G&H  Where should future research be directed?

DP  More real-world research is needed on utilization, workflow, and patient acceptance. Not surprisingly, early studies suggest that patients prefer a less-invasive option.

Adoption by physicians and other clinicians is also an important topic of investigation. There is the question of whether clinicians are comfortable with nonvisual, nonendoscopic techniques. Many physicians can be hesitant to change their approaches and have concerns about implementing new technologies. There may be concerns about whether the new options will reduce procedural volume, for example. To counter concerns, the goals of early detection, risk stratification, and prioritization must be stressed. Finally, head-to-head studies of screening options are needed to determine who really needs or does not need endoscopy.

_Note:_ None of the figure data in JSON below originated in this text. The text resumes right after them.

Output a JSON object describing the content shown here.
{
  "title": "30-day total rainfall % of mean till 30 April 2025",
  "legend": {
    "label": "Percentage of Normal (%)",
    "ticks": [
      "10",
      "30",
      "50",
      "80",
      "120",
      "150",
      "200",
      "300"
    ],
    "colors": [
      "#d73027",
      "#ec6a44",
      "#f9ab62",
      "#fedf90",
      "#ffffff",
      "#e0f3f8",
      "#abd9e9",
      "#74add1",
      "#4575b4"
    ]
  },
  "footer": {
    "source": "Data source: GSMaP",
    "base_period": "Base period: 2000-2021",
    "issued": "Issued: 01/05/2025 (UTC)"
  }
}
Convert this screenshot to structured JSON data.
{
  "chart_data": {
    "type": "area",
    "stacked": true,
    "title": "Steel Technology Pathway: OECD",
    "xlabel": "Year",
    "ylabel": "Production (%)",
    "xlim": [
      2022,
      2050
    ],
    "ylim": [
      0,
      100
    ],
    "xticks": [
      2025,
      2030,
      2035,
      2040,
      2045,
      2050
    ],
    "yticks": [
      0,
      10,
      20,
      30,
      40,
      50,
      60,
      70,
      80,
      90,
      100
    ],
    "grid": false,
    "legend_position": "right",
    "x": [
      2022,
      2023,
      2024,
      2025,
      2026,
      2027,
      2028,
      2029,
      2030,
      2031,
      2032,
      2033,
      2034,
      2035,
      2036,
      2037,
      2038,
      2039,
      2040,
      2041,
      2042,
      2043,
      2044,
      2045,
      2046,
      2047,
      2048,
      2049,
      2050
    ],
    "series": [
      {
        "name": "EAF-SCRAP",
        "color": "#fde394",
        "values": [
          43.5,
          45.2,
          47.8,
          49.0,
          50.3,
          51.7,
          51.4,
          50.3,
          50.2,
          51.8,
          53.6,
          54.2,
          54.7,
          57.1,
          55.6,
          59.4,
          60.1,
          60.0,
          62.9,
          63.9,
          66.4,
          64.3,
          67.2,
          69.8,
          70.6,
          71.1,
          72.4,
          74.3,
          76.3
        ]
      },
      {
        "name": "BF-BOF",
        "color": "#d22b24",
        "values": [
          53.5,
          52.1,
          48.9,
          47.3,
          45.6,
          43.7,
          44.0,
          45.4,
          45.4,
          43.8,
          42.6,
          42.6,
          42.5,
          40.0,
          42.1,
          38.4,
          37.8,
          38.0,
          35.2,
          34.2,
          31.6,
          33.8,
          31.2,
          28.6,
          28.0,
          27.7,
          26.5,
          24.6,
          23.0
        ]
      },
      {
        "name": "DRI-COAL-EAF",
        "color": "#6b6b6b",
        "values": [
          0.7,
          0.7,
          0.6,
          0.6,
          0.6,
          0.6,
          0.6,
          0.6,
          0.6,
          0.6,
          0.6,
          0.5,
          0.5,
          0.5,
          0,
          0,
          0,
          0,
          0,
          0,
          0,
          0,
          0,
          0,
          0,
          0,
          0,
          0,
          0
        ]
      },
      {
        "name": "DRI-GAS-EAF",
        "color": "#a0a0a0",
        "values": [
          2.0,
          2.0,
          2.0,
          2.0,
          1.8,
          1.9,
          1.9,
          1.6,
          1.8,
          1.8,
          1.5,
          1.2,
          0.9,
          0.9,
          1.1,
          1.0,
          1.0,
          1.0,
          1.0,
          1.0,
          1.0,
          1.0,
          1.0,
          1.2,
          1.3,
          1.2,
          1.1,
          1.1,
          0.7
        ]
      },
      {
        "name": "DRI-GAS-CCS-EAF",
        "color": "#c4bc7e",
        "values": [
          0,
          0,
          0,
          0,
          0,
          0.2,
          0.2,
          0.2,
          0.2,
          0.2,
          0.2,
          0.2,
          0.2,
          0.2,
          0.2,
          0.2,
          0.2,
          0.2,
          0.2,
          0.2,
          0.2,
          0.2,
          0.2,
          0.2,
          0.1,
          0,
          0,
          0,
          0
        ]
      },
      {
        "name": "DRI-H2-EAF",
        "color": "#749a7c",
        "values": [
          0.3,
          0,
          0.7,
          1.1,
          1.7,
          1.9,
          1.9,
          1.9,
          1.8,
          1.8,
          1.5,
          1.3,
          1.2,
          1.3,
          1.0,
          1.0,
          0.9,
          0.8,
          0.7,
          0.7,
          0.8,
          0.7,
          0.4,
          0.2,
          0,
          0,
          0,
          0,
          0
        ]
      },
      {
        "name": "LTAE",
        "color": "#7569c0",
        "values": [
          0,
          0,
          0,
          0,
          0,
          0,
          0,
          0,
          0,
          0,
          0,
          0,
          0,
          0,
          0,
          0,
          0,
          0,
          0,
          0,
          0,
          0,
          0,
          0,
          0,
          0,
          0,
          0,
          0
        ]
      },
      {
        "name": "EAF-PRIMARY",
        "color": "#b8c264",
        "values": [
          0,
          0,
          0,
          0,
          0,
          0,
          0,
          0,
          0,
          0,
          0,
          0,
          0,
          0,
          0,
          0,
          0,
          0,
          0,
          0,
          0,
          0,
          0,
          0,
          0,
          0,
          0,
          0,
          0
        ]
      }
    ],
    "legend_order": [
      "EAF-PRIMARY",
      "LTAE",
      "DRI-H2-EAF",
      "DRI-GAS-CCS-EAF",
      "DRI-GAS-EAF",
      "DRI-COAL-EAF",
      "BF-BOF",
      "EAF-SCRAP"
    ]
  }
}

The future is bright, with well-tolerated, safe, efficient, effective, and inexpensive noninvasive modalities. These options can provide reassurance to low-risk patients and direct those who may be more likely to have BE, dysplasia, or EAC to the endoscopy unit in an expeditious manner for diagnosis, earlier therapy, and potentially superior outcomes. The goals remain the same: to reassure patients without disease and to begin treatment on the patients who need it the most.

Disclosures

Dr Poppers is a consultant for Salix/Bausch Health, Olympus Medical, Lucid Diagnostics, Exact Sciences, Steris, Ambu, and RedHill Biopharma, and he is a member of the advisory board of Tenasors Medical.

Suggested Reading

Fitzgerald RC, di Pietro M, O’Donovan M, et al; BEST3 Trial team. Cytosponge-trefoil factor 3 versus usual care to identify Barrett’s oesophagus in a primary care setting: a multicentre, pragmatic, randomised controlled trial. Lancet. 2020;396(10247):333-344.

Iyer PG, Taylor WR, Johnson ML, et al. Accurate nonendoscopic detection of Barrett’s esophagus by methylated DNA markers: a multisite case control study. Am J Gastroenterol. 2020;115(8):1201-1209.

Moinova HR, LaFramboise T, Lutterbaugh JD, et al. Identifying DNA methylation biomarkers for non-endoscopic detection of Barrett’s esophagus. Sci Transl Med. 2018;10(424):eaao5848.

Moinova HR, Leidner RS, Ravi L, et al. Aberrant vimentin methylation is characteristic of upper gastrointestinal pathologies. Cancer Epidemiol Biomarkers Prev. 2012;21(4):594-600.